旭化成はパッケージ印刷などに使うフレキソ印刷版について、真水だけで現像する水現像フレキソ樹脂版を開発した。現像に使った水の9割をリサイクルできる技術も確立しており、この技術も含めてシステムとして提案する考え。印刷版の現像時に有機溶剤を使わないため、環境負荷の低減につながる。フレキソ印刷は市場の拡大が予想され、東レも水道水のみによる水現像フレキソ印刷版の提案を始めた。旭化成も市場の開拓に向け、事業化を模索する。

旭化成の水現像フレキソ樹脂版「AWP」の特徴は、水性インクの耐性を持たせつつ水現像ができる点にある。また印刷時の濃度感も出せるようにして精細な印刷に貢献する。水だけで現像できるAWPのほか、現像時に使った水の9割をリサイクルできる廃液処理装置も用意する。

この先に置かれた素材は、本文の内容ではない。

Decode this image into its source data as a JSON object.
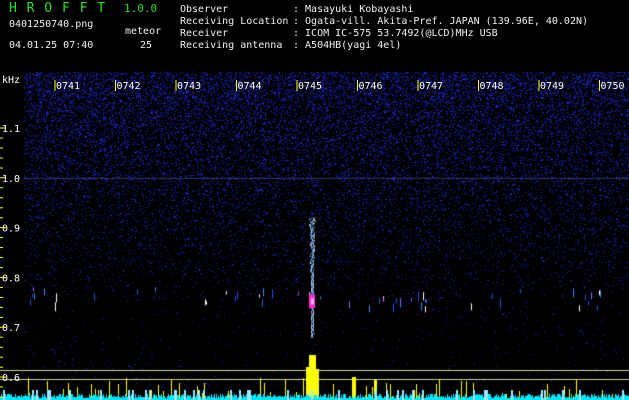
{
  "header": {
    "app_name": "H R O F F T",
    "version": "1.0.0",
    "filename": "0401250740.png",
    "datetime": "04.01.25 07:40",
    "meteor_label": "meteor",
    "meteor_count": "25",
    "info": [
      {
        "label": "Observer",
        "value": ": Masayuki Kobayashi"
      },
      {
        "label": "Receiving Location",
        "value": ": Ogata-vill. Akita-Pref. JAPAN (139.96E, 40.02N)"
      },
      {
        "label": "Receiver",
        "value": ": ICOM IC-575 53.7492(@LCD)MHz USB"
      },
      {
        "label": "Receiving antenna",
        "value": ": A504HB(yagi 4el)"
      }
    ]
  },
  "chart_data": {
    "type": "heatmap",
    "ylabel": "kHz",
    "time_ticks": [
      "0741",
      "0742",
      "0743",
      "0744",
      "0745",
      "0746",
      "0747",
      "0748",
      "0749",
      "0750"
    ],
    "freq_ticks": [
      "1.1",
      "1.0",
      "0.9",
      "0.8",
      "0.7",
      "0.6"
    ],
    "freq_values": [
      1.1,
      1.0,
      0.9,
      0.8,
      0.7,
      0.6
    ],
    "meteor_event": {
      "time": "0745",
      "freq_khz": 0.75
    },
    "colors": {
      "background": "#000000",
      "noise": "#1c2a9c",
      "signal": "#ff2ad0",
      "bars": "#ffff00",
      "baseline": "#00e8ff",
      "ticks": "#ffff00",
      "header_green": "#28e028"
    }
  }
}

同社は溶剤を使って現像するフレキソ印刷版「AFP」も展開しており、この知見を採用した。また同社が培ってきた感光性樹脂のノウハウや、中空糸膜「マイクローザ」の技術も用いた。今後、AWPの新製品は5月下旬に開催するドイツの展示会で披露する計画。顧客の評価を踏まえてビジネス展開を検討する。

一方、東レは完全水現像の印刷版「レゾルシア」の販売を始めた。長年手がけた樹脂凸版「トレリーフ」の知見などを生かした。色彩の精細さに加え、従来の溶剤の現像と比べて製版作業環境を改善できる。製版時間の大幅な短縮を実現し生産性も向上するという。トレリーフと製版機を共有できるため、円滑な移行と投資コストの抑制を図れる。

調査会社の印モルドールインテリジェンスによると、2024年のフレキソ印刷の世界市場は1962億ドル(約31兆円)と推定。29年には2289億ドル(約36兆円)に膨らむと予測する。溶剤インキを使うグラビア印刷と比べ、水性インキが使える環境性能や、生産時の負担軽減といった点で需要が拡大する見通しだ。